Interested parties can make donations by visiting the fundraising page created on St. Jude’s website: http://fundraising.stjude.org/site/TR?px=5004062&fr_id=101470&pg=personal or Hot Head Clothing items can be purchased at its website: https://www.hotheadclothing.com/ and Instagram @hotheadclothing.
OC Jiu-Jitsu is located at 2540 Main Street in Irvine, Calif and Hot Head Clothing is located at 2166 West Broadway PMB #197 in Anaheim, Calif. Weins says that he plans to hold future fundraising events in conjunction with Hot Head Clothing and other entities in order to raise money for childhood cancer, but will be looking for a larger venue due to an expected larger turnout.

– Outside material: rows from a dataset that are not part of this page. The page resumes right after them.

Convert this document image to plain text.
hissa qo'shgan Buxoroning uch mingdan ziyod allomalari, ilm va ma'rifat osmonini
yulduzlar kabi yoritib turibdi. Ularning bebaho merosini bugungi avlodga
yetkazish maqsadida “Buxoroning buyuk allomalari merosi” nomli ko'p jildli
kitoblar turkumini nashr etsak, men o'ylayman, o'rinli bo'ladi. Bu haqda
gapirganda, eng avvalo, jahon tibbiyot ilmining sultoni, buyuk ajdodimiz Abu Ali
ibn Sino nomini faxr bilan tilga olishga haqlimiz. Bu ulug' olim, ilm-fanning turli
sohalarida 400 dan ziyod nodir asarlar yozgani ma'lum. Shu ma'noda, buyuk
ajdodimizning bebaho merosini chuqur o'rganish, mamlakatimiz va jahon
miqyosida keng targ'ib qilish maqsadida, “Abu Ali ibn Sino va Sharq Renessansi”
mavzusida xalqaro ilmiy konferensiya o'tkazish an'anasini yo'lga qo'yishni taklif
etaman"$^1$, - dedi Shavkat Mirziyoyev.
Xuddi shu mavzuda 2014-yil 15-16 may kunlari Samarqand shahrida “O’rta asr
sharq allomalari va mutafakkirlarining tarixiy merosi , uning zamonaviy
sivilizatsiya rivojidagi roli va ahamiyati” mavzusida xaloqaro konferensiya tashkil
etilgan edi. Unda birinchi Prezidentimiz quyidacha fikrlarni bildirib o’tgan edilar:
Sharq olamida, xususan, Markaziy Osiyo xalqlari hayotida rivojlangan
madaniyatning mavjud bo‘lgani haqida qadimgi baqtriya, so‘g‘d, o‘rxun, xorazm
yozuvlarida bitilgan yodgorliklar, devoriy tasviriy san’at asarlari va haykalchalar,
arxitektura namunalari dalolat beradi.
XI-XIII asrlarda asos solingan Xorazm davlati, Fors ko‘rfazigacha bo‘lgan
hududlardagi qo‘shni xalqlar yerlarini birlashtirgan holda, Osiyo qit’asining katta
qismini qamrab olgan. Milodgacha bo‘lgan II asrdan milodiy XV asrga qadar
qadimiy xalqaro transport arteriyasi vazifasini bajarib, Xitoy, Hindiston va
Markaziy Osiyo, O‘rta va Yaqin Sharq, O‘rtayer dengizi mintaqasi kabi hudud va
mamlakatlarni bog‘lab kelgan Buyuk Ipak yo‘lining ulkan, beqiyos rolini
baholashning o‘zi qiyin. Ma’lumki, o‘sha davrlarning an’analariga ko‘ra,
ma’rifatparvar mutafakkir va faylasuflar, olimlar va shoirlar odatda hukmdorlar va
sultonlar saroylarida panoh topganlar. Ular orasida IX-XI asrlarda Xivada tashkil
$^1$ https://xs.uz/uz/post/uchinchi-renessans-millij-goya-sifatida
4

About OC Jiu-Jitsu, a Clark Gracie Academy:
Based in Irvine, Calif., OC Jiu-Jitsu/Clark Gracie Academy was established in 2015 by world champion martial arts expert Clark Gracie, an American Brazilian jiu-jitsu competitor and member of the world-renowned Gracie family. He is the grandson of legendary Carlos Gracie, the founder and creator of Gracie Jiu-Jitsu, and first eldest son of Carley Gracie, the father of Gracie Jiu-Jitsu in the United States. The academy teaches students of all ages honor, respect, discipline, confidence, strength, endurance, strategy, and controlled self-defense.
About Hot Head Clothing:
Based in Anaheim, Calif., the genesis of Hot Head Clothing was Jacob Sebastian Garcia, who was diagnosed with Pre-B Acute Lymphoblastic Leukemia in 2012 at the age of three. Jacob’s journey with cancer inspired his parents to create a clothing line for kids with cancer, which they dubbed Hot Head Clothing.
Children who have cancer must undergo a painful surgery that involves getting a chest port, which is a tube that goes into a vein in the chest direct to the heart. It can be embarrassing and uncomfortable to regularly disrobe in order to receive chemotherapy treatment.
Hot Head Clothing created various garments that include custom made zip-down t-shirts, so nurses can quickly and easily access the port. Additional products include beanies, masks, hats, hoodies, tank tops and t-shirts with messages relating to cancer containing eye-catching designs. A portion of sales proceeds go to childhood cancer research.